To make a long story medium-sized, the ancient (and still-celebrated) Christian holiday called All Hallows’ Day (or All Saints’ Day), is observed on November 1. Different traditions and cultures hold to different types of celebrations, but the general idea is that it is a day for the church to celebrate and remember the lives of all Christians that have died and are in heaven. In ancient times especially, this was indeed a very special and holy day. And even today we would do well to stop and reflect on those we know and love who have passed away, and our unity with them even though they have passed to the next life.
Of course this is an over-simplification, and our traditions of donning costumes, carving pumpkins, and going door-to-door for candy all have fascinating and murky origins. And throw some harvest celebrations in the mix and you’ve got quite a witch’s brew, so to speak. But if All Hallows’ Day is November 1, that makes All Hallows’ Eve fall on October 31. So if November 1 is a high holy day, then October 31 is the day when, in a certain sense, all hell breaks loose, for at least one night, which we’ve expanded to roughly a month, because hey, any excuse to eat more candy corn!
Someone on the radio a while back sang a song that went something like this: “Every single one of us has a devil inside” (and it’s probably on the oldies stations by now). Is Halloween our chance to let that devil out to play for a while? The problem is that, yes, we do have a devil inside, but I’m afraid that if we revel in and celebrate the devils, the evil within and without, and even death, then we’ll lose our way and miss out on the life and joy and happiness that we’re made for. Someone much wiser than I once said: “We become what we celebrate.”
I haven’t been doing this Pastor thing for very long, but I’ve had the honor of leading five funerals so far this year, and I’m certain there will be more sooner or later. One thing I notice during a funeral is that no one is celebrating death. No one is happy about suffering on those days. No one thinks it is fun that evil has left its mark. Yes, we celebrate the life that was lived, and mourn our loss together, but we certainly aren’t reveling in death itself.
Speaking of death, zombies seem to be popular these days, especially on TV. I’m rather certain that more than one zombie will ring our doorbell in a few days. Zombies too have a long and storied history, but they are most famous for being “undead.” They are dead bodies that have somehow come back to a death-life, and they spread their death-life to the living.
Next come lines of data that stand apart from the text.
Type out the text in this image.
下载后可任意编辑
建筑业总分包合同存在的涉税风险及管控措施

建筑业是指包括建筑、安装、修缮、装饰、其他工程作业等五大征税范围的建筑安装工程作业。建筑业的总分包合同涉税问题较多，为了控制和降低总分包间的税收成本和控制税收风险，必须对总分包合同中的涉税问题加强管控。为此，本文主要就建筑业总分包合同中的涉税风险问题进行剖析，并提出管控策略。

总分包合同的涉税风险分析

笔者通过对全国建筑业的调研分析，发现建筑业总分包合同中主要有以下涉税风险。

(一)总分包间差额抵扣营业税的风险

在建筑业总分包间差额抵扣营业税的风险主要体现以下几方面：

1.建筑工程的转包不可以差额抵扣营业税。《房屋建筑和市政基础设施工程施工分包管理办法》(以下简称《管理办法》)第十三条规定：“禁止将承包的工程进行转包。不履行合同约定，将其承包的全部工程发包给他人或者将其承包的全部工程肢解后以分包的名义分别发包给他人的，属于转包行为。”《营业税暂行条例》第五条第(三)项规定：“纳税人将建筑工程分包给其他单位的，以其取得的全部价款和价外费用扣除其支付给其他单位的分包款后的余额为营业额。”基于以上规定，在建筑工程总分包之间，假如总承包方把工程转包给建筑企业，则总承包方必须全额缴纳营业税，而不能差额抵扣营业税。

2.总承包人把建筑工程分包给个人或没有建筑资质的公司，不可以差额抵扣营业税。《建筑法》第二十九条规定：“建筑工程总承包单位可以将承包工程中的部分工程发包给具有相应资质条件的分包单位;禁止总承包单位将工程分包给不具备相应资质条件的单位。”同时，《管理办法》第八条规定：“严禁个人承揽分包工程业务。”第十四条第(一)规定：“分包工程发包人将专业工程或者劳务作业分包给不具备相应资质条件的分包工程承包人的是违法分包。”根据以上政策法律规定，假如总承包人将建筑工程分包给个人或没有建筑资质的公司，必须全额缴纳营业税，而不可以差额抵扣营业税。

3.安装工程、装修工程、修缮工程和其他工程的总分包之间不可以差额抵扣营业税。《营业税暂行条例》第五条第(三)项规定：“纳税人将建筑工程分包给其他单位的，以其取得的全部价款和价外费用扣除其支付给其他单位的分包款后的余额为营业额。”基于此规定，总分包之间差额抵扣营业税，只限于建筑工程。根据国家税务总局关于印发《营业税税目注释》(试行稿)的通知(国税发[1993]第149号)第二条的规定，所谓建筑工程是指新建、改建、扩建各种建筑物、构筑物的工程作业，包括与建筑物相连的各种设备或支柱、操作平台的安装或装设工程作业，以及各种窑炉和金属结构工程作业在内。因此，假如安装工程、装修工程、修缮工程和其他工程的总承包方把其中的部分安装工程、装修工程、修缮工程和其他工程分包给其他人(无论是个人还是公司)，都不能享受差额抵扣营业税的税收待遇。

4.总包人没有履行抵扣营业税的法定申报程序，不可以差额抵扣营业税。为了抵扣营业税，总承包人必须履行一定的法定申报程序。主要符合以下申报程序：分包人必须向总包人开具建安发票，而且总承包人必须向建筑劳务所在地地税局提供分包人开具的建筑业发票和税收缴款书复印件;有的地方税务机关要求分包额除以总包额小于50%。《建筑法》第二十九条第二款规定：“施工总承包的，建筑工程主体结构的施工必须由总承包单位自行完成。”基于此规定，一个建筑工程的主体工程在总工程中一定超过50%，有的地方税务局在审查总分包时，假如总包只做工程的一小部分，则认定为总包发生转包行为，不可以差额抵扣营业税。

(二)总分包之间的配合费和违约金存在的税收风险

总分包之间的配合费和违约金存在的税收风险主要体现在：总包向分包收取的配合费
Would it be too sacrilegious to think of Jesus as the ultimate zombie? Or perhaps the anti-zombie? It is historically verifiable that Jesus lived on this earth about 2,000 years ago. And he died on a cross, and he was really and truly dead after taking on all the evil and death in the world. He came back to life, but not a death-life. He, being fully God and fully man, defeated death and came back to life-life. Even if we feel alive in some sense, we are walking in spiritual death if we haven’t yet received Jesus’ death-defying life. Jesus, the ultimate undead one, seeks to spread his true life to the walking dead.
Bob Wiegers is the pastor of First Baptist Church of Bennington, which seeks to celebrate and share the faith, hope and love we find in Jesus.